Handytool decodes the header and payload only. Signatures must be verified server-side with the issuer's key.
About the JWT decoder
Handytool's JWT decoder parses any JSON Web Token into its header and payload, highlights the standard claims (iss, sub, aud, iat, exp, nbf), and shows whether the token has already expired. Because decoding is purely local, you can paste real access tokens and session tokens without them leaving your device. Useful when debugging auth flows, OAuth integrations, or third-party APIs that hand back opaque-looking JWTs.
JWT decoder features
- 01
Header, payload, and claims at a glance
The decoder splits your JWT into its three segments, pretty-prints the header and payload as JSON, and shows standard claims — algorithm, subject, issuer, audience, issued-at, expiry — in a compact summary above the raw output.
- 02
Expiry and timing checks
The exp claim is translated to an ISO timestamp and tagged as valid or expired relative to your current clock. Same for nbf (not-before) and iat (issued-at). No more manual Unix-to-Date conversions.
- 03
Decoder only — never uploaded
Tokens are decoded in your browser using native atob. Nothing is ever sent to a server. Safe for pasting production JWTs, API access tokens, or session cookies while debugging.
JWT decoder FAQ
- What is a JWT?
- A JSON Web Token is a compact, URL-safe token format made of three Base64URL-encoded segments separated by dots: a header (algorithm and type), a payload (the claims), and a signature. JWTs are widely used for authentication, authorization, and short-lived API access.

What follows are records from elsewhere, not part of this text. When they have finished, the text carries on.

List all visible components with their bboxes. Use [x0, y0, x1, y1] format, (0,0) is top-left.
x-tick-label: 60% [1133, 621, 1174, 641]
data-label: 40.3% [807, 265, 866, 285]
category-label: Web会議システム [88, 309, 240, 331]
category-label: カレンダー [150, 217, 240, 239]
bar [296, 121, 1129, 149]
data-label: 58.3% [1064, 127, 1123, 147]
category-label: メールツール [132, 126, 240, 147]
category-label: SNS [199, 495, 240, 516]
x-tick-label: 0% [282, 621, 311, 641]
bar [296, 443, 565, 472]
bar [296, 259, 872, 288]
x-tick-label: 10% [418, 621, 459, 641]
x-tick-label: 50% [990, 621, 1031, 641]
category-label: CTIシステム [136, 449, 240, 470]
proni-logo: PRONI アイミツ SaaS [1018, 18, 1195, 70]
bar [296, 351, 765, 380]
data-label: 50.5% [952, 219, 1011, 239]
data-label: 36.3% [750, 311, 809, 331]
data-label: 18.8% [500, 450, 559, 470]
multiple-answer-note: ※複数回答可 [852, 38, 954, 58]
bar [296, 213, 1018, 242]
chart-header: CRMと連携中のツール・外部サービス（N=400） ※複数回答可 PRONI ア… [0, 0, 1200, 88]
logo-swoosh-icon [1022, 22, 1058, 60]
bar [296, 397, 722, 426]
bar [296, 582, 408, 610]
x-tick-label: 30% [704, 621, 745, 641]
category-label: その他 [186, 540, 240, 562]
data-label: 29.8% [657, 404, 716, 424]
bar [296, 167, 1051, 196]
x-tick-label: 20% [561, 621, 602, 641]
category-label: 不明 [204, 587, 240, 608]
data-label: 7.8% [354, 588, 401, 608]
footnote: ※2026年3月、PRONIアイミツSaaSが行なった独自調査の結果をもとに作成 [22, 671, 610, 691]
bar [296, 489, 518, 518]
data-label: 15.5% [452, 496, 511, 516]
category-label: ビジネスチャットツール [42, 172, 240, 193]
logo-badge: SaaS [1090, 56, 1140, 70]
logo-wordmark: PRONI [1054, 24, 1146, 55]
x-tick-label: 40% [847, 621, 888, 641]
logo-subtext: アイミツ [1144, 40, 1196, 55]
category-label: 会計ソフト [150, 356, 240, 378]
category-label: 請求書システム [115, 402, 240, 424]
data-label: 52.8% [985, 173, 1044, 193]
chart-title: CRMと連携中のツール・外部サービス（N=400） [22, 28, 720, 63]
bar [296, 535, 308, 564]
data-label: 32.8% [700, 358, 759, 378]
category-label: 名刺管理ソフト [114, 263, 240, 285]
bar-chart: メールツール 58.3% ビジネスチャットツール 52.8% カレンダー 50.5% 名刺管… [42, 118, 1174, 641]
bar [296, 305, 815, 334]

- Does this decoder verify the signature?
- No. The decoder only parses the header and payload to show what's inside. Signature verification requires the issuer's secret or public key, which must stay on your server — never paste it into a web tool. Verify signatures server-side in your app.
- Is it safe to paste a real JWT here?
- Decoding happens entirely in your browser — the token is never transmitted. However, JWTs are not encrypted (anyone with the token can read the claims), so treat them like passwords: don't share them, don't commit them, and rotate them if they leak.
- Why is the signature shown but not verified?
- The signature is displayed so you can compare it with what your server produces during debugging. Actual verification requires the signing key (HMAC secret or RSA/EC public key), which the decoder has no access to and shouldn't.
- What does "exp" mean?
- exp is the expiration claim — a Unix timestamp after which the token should be rejected. The decoder converts it to an ISO timestamp and shows a green tag if it's still in the future, or a red tag if the token has already expired.